For the curious, the command line to type is a bit technical…

hashcat64.exe -a 3 -w 3 -m 1710 -p . -1 ?l?u?d <hash>.<salt> ?1?1?1?1?1?1

-a 3 to request a brute force (not a dictionary attack),
-w 3 to ask it to go faster (to the detriment of power consumption),
-m 1710 to tell it that the hash is computed by concatenating the password to the salt (in this sense, if we invert them, it's 1720),
-p . to tell it that we separate the salt from the hash with a . (note that hashcat expects to see the hash and then the salt, so I had to adapt the output of my function transform),
-1 ?l?u?d to tell it that I am creating a specific set containing lowercase (?l), uppercase (?u) and numbers (?d)
<hash>.<salt> should be replaced with hash and salt,
?1?1?1?1?1?1 to tell him that the password is 6 alpha numeric.

How to slow down

It is therefore necessary to slow down these attacks by using slower hashing algorithms. If it's slower for us, it's not very serious since it's not an operation that we do often. On the other hand, it will penalize the attacker since he only does that to find the passwords.

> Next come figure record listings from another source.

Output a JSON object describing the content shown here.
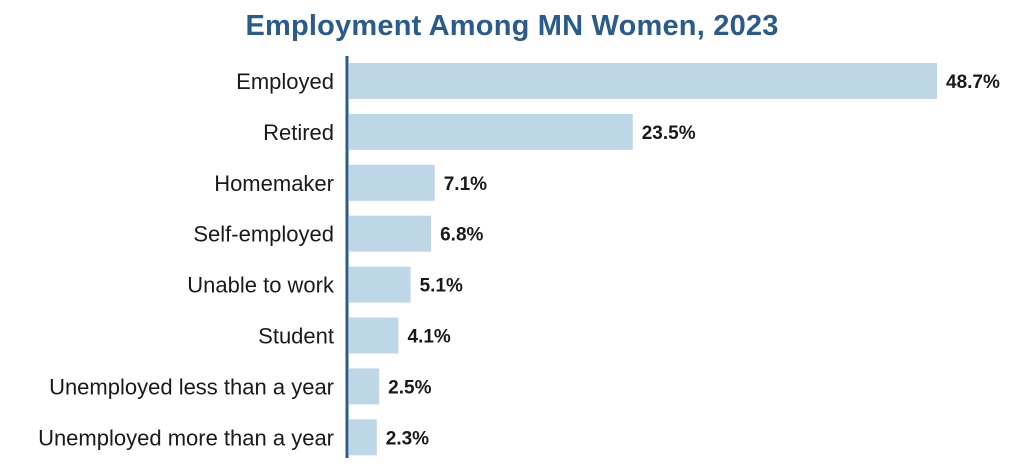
{
  "chart_data": {
    "type": "bar",
    "orientation": "horizontal",
    "title": "Employment Among MN Women, 2023",
    "categories": [
      "Employed",
      "Retired",
      "Homemaker",
      "Self-employed",
      "Unable to work",
      "Student",
      "Unemployed less than a year",
      "Unemployed more than a year"
    ],
    "values": [
      48.7,
      23.5,
      7.1,
      6.8,
      5.1,
      4.1,
      2.5,
      2.3
    ],
    "value_labels": [
      "48.7%",
      "23.5%",
      "7.1%",
      "6.8%",
      "5.1%",
      "4.1%",
      "2.5%",
      "2.3%"
    ],
    "xlim": [
      0,
      48.7
    ],
    "grid": false,
    "legend": "none",
    "colors": {
      "bar": "#bdd7e7",
      "axis": "#2a5b8d",
      "title": "#2a5b8d",
      "text": "#1a1a1a"
    }
  }
}
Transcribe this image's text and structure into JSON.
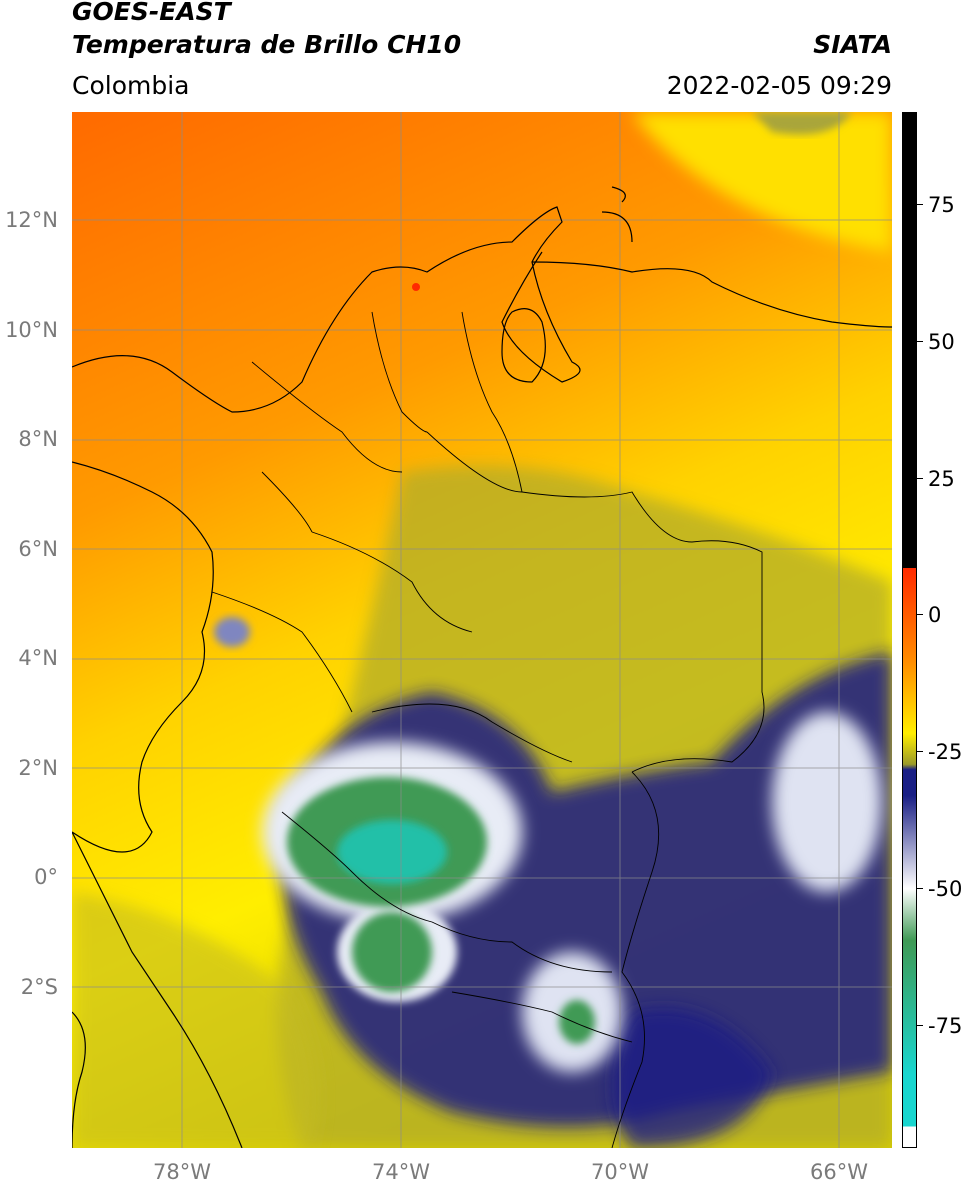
{
  "header": {
    "title_line1": "GOES-EAST",
    "title_line2": "Temperatura de Brillo CH10",
    "agency": "SIATA",
    "region": "Colombia",
    "datetime": "2022-02-05 09:29"
  },
  "map": {
    "latitude_labels": [
      "12°N",
      "10°N",
      "8°N",
      "6°N",
      "4°N",
      "2°N",
      "0°",
      "2°S"
    ],
    "longitude_labels": [
      "78°W",
      "74°W",
      "70°W",
      "66°W"
    ]
  },
  "colorbar": {
    "tick_labels": [
      "75",
      "50",
      "25",
      "0",
      "-25",
      "-50",
      "-75"
    ],
    "colors": {
      "black": "#000000",
      "red": "#ff2a00",
      "orange": "#ff8c00",
      "yellow": "#ffee00",
      "olive": "#9a9a2a",
      "navy": "#1a1f85",
      "white": "#ffffff",
      "green": "#3f9a55",
      "cyan": "#19d6cf"
    }
  }
}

Rather than SHA512, it is then more relevant to use other functions such as bcrypt, scrypt, argon2 or even PBKDF2 which are designed to take their time and even provide a parameter to setup the comutation cost. Note that, just like salt, the cost must also be stored next to the fingerprint so that it can be recomputed later.

In PHP, one might want to define a hash function similar to bcrypt using the crypt function as follows:

function mySlowHash($password, $salt, $cost) {
     $options = sprintf('$2a$%\'.02d$%\'.22s$', $cost, $salt);
     return crypt($password, $options);
}

During registration the method does not change, we compute a salt and then a fingerprint.

function transform($password) {
     $salt = bin2hex(random_bytes(16));
     $hash = mySlowHash($password, $salt, 10);
     return $hash;
}

When authenticating your users, you can use the stored version as an option for crypt() to recompute the hash.

function verify($password, $transformed) {
     $hash = crypt($password, $stored);
     return hash_equals($transformed, $hash);
}

And now ?

If you're developing an app, frankly, I wouldn't recommend reinventing the wheel like I did in this article. It was just to show you why and how.

Not only is doing things yourself a potential error trap when it comes to cryptography, but also (mainly?) because you would also have to deal with the notion of updating the algorithm (what would you if you need to increase the cost of the hash? the length of the salt? or the algorithm?).

Because PHP is a serious and practical language, we have the two functions password_hash() and password_verify() which do exactly what we need:

They will hash the passwords using the most suitable functions of the moment,
They will salt passwords, using safe random generation,
They will perform their operations in constant time to avoid temporal attacks,
They will take care of formatting issues to run smoothly.

I should actually replace the two functions transform() and verify() with these two:

function transform($password) {
     return password_hash($password, PASSWORD_DEFAULT);
}

function verify($password, $transformed) {
     return password_verify($password, $transformed);
}

For other languages, you may not have similar functions natively. I would tell you to switch to PHP but I know it's not always possible 😉. So here are some tips...

C/C++: you can directly go to OpenBSD source or the openwall version but nothing will ever be simple…
Python: the bcrypt library offers equivalence functions bcrypt.hashpw() and bcrypt.checkpw(),
Java: Spring Security library allows using bcrypt to hide passwords,
bash: the command htpasswd allows to generate it (i.e. with the options bnBC, see i to read stdin and avoid it appearing in the history)
Node.js: The bcrypt on NPM library allows using a similar hash() and compare() function.